Friday, April 4, 2025 · 8:00 PM CDT
Jeffrey Martin
with special guest Lou Hazel
4545 N Lincoln Ave · The Myron R. Szold Music & Dance Hall · 773.728.6000
Friday, April 4, 2025 · 8:00 PM CDT
4545 N Lincoln Ave · The Myron R. Szold Music & Dance Hall · 773.728.6000
On a small corner lot in southeast Portland, Oregon, Jeffrey Martin holed up through the winter recording his quietly potent new album Thank God We Left The Garden. Long nights bled into mornings in the tiny shack he built in the backyard, eight feet by ten feet. What began as demos meant for a later visit to a proper studio became the album itself, spare and intimate and true. Recorded live and alone around two microphones, Jeffrey often held his breath to wait for the low diesel hum of a truck to pass one block over on the busy thoroughfare. During the coldest nights, he timed recording between the clicks of the oil coil heater cycling on and off.
So much has happened in the world since the release of his previous album One Go Around (heralded by No Depression as 'the poetry of America'), and Jeffrey has filled the time doggedly, but happily, touring the US and Europe, watching it all unfold in a stream of small town conversations and city sprawl. In a moment where depth is so often traded for the instantaneous, where tech billionaires are building rockets to escape the planet, where the dead-eyed stare of artificial intelligence is promising to existentially upend our world, and where divisiveness in our culture is breeding delusional levels of certainty, Jeffrey Martin's new record feels like a hopeful and fully human antidote.

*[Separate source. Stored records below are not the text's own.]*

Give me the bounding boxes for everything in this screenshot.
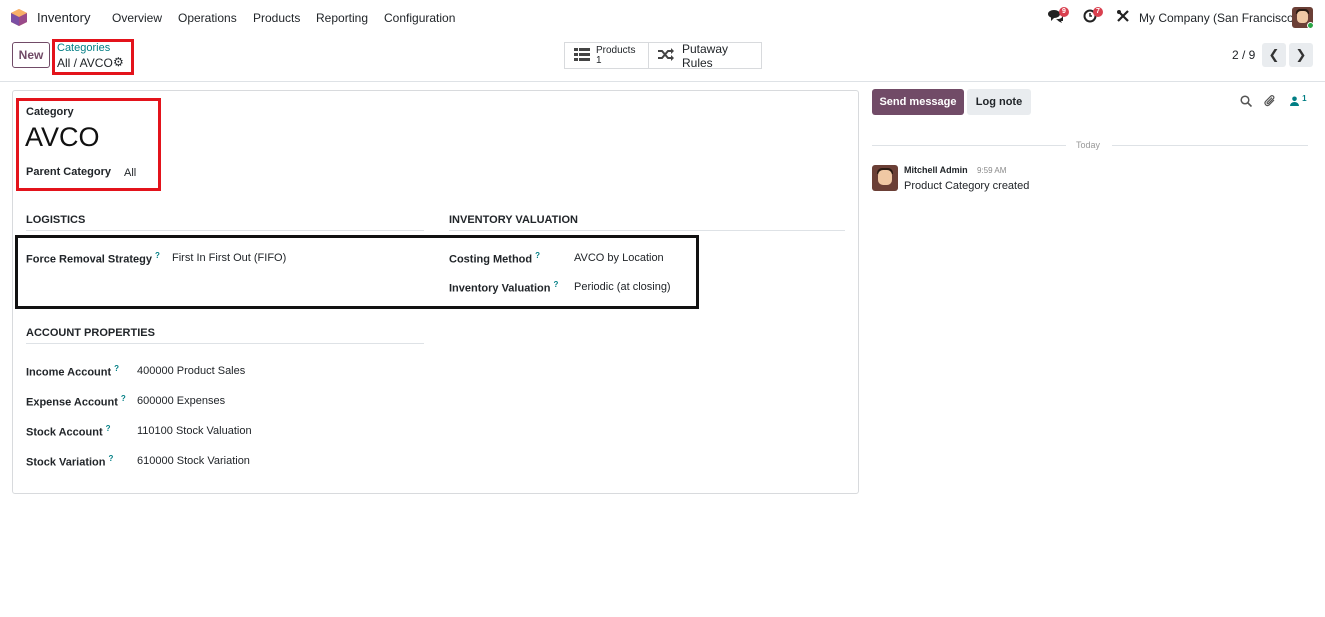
control-panel: New Categories All / AVCO ⚙ Products 1 P…	[0, 34, 1325, 82]
pager-next-button[interactable]: ❯	[1289, 43, 1313, 67]
search-icon[interactable]	[1240, 95, 1253, 110]
app-name[interactable]: Inventory	[37, 10, 90, 25]
help-tooltip-icon[interactable]: ?	[121, 394, 126, 403]
putaway-rules-label: Putaway Rules	[682, 41, 729, 70]
expense-account-label-text: Expense Account	[26, 396, 118, 409]
stock-account-field[interactable]: 110100 Stock Valuation	[137, 425, 252, 437]
breadcrumb-categories-link[interactable]: Categories	[57, 42, 110, 54]
stock-account-label: Stock Account?	[26, 424, 111, 439]
message-author-avatar[interactable]	[872, 165, 898, 191]
valuation-divider	[449, 230, 845, 231]
pager-previous-button[interactable]: ❮	[1262, 43, 1286, 67]
menu-operations[interactable]: Operations	[178, 11, 237, 25]
inventory-valuation-section-title: INVENTORY VALUATION	[449, 214, 578, 226]
accounts-divider	[26, 343, 424, 344]
messages-badge: 9	[1059, 7, 1069, 17]
list-icon	[574, 47, 590, 64]
income-account-field[interactable]: 400000 Product Sales	[137, 365, 245, 377]
followers-button[interactable]: 1	[1290, 94, 1307, 109]
shuffle-icon	[658, 47, 674, 64]
income-account-label-text: Income Account	[26, 366, 112, 379]
expense-account-field[interactable]: 600000 Expenses	[137, 395, 225, 407]
message-author[interactable]: Mitchell Admin	[904, 165, 968, 175]
log-note-button[interactable]: Log note	[967, 89, 1031, 115]
top-navbar: Inventory Overview Operations Products R…	[0, 0, 1325, 34]
message-time: 9:59 AM	[977, 166, 1007, 175]
inventory-app-icon[interactable]	[11, 9, 27, 26]
menu-overview[interactable]: Overview	[112, 11, 162, 25]
menu-products[interactable]: Products	[253, 11, 300, 25]
products-count: 1	[596, 54, 602, 66]
putaway-rules-smart-button[interactable]: Putaway Rules	[648, 41, 762, 70]
company-switcher[interactable]: My Company (San Francisco)	[1139, 11, 1298, 25]
products-smart-button[interactable]: Products 1	[564, 42, 649, 69]
stock-variation-label-text: Stock Variation	[26, 456, 106, 469]
user-icon	[1290, 96, 1302, 109]
parent-category-field[interactable]: All	[124, 167, 136, 179]
new-button[interactable]: New	[12, 42, 50, 68]
paperclip-icon[interactable]	[1264, 95, 1277, 111]
stock-variation-label: Stock Variation?	[26, 454, 113, 469]
account-properties-section-title: ACCOUNT PROPERTIES	[26, 327, 155, 339]
stock-account-label-text: Stock Account	[26, 426, 103, 439]
activities-badge: 7	[1093, 7, 1103, 17]
category-label: Category	[26, 106, 74, 118]
help-tooltip-icon[interactable]: ?	[114, 364, 119, 373]
chevron-right-icon: ❯	[1295, 47, 1307, 62]
menu-reporting[interactable]: Reporting	[316, 11, 368, 25]
income-account-label: Income Account?	[26, 364, 119, 379]
breadcrumb-current: All / AVCO	[57, 56, 113, 70]
help-tooltip-icon[interactable]: ?	[106, 424, 111, 433]
products-smart-label: Products 1	[596, 44, 636, 66]
followers-count: 1	[1302, 94, 1307, 103]
message-body: Product Category created	[904, 180, 1030, 192]
help-tooltip-icon[interactable]: ?	[108, 454, 113, 463]
expense-account-label: Expense Account?	[26, 394, 126, 409]
logistics-section-title: LOGISTICS	[26, 214, 86, 226]
user-avatar[interactable]	[1292, 7, 1313, 28]
fields-highlight-box	[15, 235, 699, 309]
send-message-button[interactable]: Send message	[872, 89, 964, 115]
pager-value[interactable]: 2 / 9	[1232, 48, 1255, 62]
category-name-field[interactable]: AVCO	[25, 122, 100, 153]
date-separator: Today	[1076, 140, 1101, 150]
date-separator-line-left	[872, 145, 1066, 146]
date-separator-line-right	[1112, 145, 1308, 146]
gear-icon[interactable]: ⚙	[113, 55, 124, 69]
menu-configuration[interactable]: Configuration	[384, 11, 455, 25]
debug-tools-icon[interactable]	[1116, 9, 1130, 26]
chevron-left-icon: ❮	[1268, 47, 1280, 62]
stock-variation-field[interactable]: 610000 Stock Variation	[137, 455, 250, 467]
parent-category-label: Parent Category	[26, 166, 111, 178]
logistics-divider	[26, 230, 424, 231]
products-label: Products	[596, 44, 636, 56]
online-status-dot	[1307, 22, 1313, 28]
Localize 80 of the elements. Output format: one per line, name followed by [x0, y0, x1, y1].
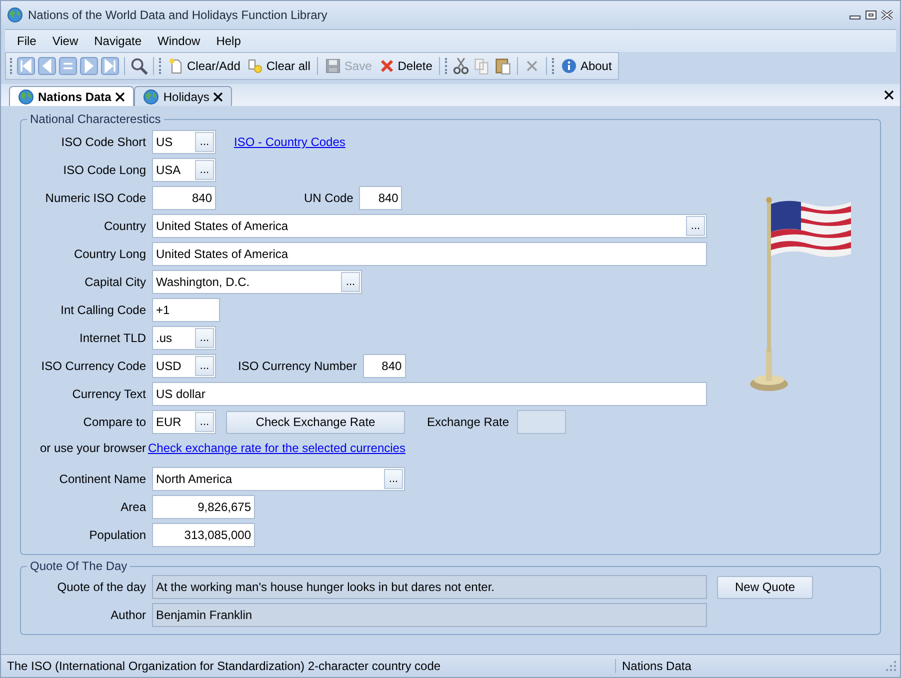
exchange-rate-field[interactable]: [517, 410, 566, 434]
menu-item[interactable]: File: [9, 32, 44, 50]
group-title: National Characterestics: [29, 112, 162, 126]
new-quote-button[interactable]: New Quote: [717, 576, 813, 598]
menu-item[interactable]: Window: [150, 32, 208, 50]
field-label: Internet TLD: [78, 331, 147, 345]
quote-field: At the working man's house hunger looks in but dares not enter.: [152, 575, 707, 599]
group-title: Quote Of The Day: [29, 559, 128, 573]
status-text: The ISO (International Organization for Standardization) 2-character country code: [1, 659, 616, 673]
text-field[interactable]: 840: [362, 354, 406, 378]
close-icon[interactable]: [884, 90, 894, 100]
search-icon[interactable]: [130, 57, 148, 75]
resize-grip-icon[interactable]: [886, 661, 896, 671]
field-label: Country Long: [72, 247, 147, 261]
browse-button[interactable]: ...: [384, 469, 403, 489]
close-icon[interactable]: [115, 92, 126, 102]
globe-icon: [7, 7, 23, 23]
field-label: Country: [102, 219, 147, 233]
field-label: Author: [110, 608, 147, 622]
text-field[interactable]: 313,085,000: [152, 523, 255, 547]
globe-icon: [18, 88, 34, 104]
author-field: Benjamin Franklin: [152, 603, 707, 627]
status-text: Nations Data: [621, 659, 692, 673]
delete-button[interactable]: Delete: [376, 57, 434, 75]
documents-icon: [247, 58, 264, 74]
browser-text: or use your browser: [38, 441, 146, 455]
check-exchange-rate-button[interactable]: Check Exchange Rate: [226, 410, 405, 434]
text-field[interactable]: United States of America: [152, 242, 707, 266]
field-label: Exchange Rate: [427, 415, 510, 429]
cut-icon[interactable]: [452, 57, 470, 75]
text-field[interactable]: 840: [152, 186, 216, 210]
menu-item[interactable]: Navigate: [86, 32, 150, 50]
previous-record-icon[interactable]: [38, 57, 56, 75]
field-label: Currency Text: [71, 387, 147, 401]
browse-button[interactable]: ...: [195, 356, 214, 376]
browse-button[interactable]: ...: [686, 216, 705, 236]
browse-button[interactable]: ...: [195, 160, 214, 180]
clear-all-button[interactable]: Clear all: [245, 57, 312, 75]
field-label: Compare to: [82, 415, 147, 429]
field-label: ISO Currency Number: [238, 359, 358, 373]
text-field[interactable]: 9,826,675: [152, 495, 255, 519]
window-title: Nations of the World Data and Holidays Function Library: [28, 8, 328, 22]
paste-icon[interactable]: [494, 57, 512, 75]
browse-button[interactable]: ...: [341, 272, 360, 292]
stop-icon[interactable]: [59, 57, 77, 75]
field-label: Capital City: [84, 275, 147, 289]
field-label: Quote of the day: [56, 580, 147, 594]
field-label: Numeric ISO Code: [44, 191, 147, 205]
browse-button[interactable]: ...: [195, 412, 214, 432]
menu-item[interactable]: View: [44, 32, 86, 50]
field-label: Population: [88, 528, 147, 542]
text-field[interactable]: US dollar: [152, 382, 707, 406]
field-label: ISO Code Long: [62, 163, 147, 177]
text-field[interactable]: +1: [152, 298, 220, 322]
field-label: UN Code: [304, 191, 354, 205]
globe-icon: [143, 88, 160, 104]
tab[interactable]: Nations Data: [9, 86, 134, 106]
about-button[interactable]: About: [559, 57, 614, 75]
field-label: Int Calling Code: [60, 303, 147, 317]
close-icon[interactable]: [880, 9, 894, 21]
clear-add-button[interactable]: Clear/Add: [166, 57, 242, 75]
tab[interactable]: Holidays: [134, 86, 232, 106]
field-label: ISO Code Short: [60, 135, 147, 149]
next-record-icon[interactable]: [80, 57, 98, 75]
info-icon: [561, 58, 578, 74]
text-field[interactable]: 840: [359, 186, 402, 210]
x-icon: [378, 58, 395, 74]
maximize-icon[interactable]: [864, 9, 878, 21]
browse-button[interactable]: ...: [195, 132, 214, 152]
link[interactable]: ISO - Country Codes: [234, 135, 346, 149]
field-label: Continent Name: [58, 472, 147, 486]
new-document-icon: [168, 58, 184, 74]
first-record-icon[interactable]: [17, 57, 35, 75]
last-record-icon[interactable]: [101, 57, 119, 75]
field-label: Area: [120, 500, 147, 514]
browse-button[interactable]: ...: [195, 328, 214, 348]
close-icon[interactable]: [213, 92, 224, 102]
link[interactable]: Check exchange rate for the selected currencies: [148, 441, 406, 455]
field-label: ISO Currency Code: [40, 359, 147, 373]
menu-item[interactable]: Help: [208, 32, 249, 50]
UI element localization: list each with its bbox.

Lou Hazel crafts genuine folk tales of honest longing, disquieting loss, and nostalgia through a brilliant sheen of fresh insight with humble humor. Grabbing us by the ears in a new-age, Prine-like grip. Transforming the minutiae of everyday life into ever more evocative music. And surprising us all, including himself, with where we emerge.
In other words, Lou Hazel is coming out of this unbearable, unbelievably tragic, disconcerting year like a damn newborn moth with jet engine wings aimed toward a totally full super-moon. And it is good.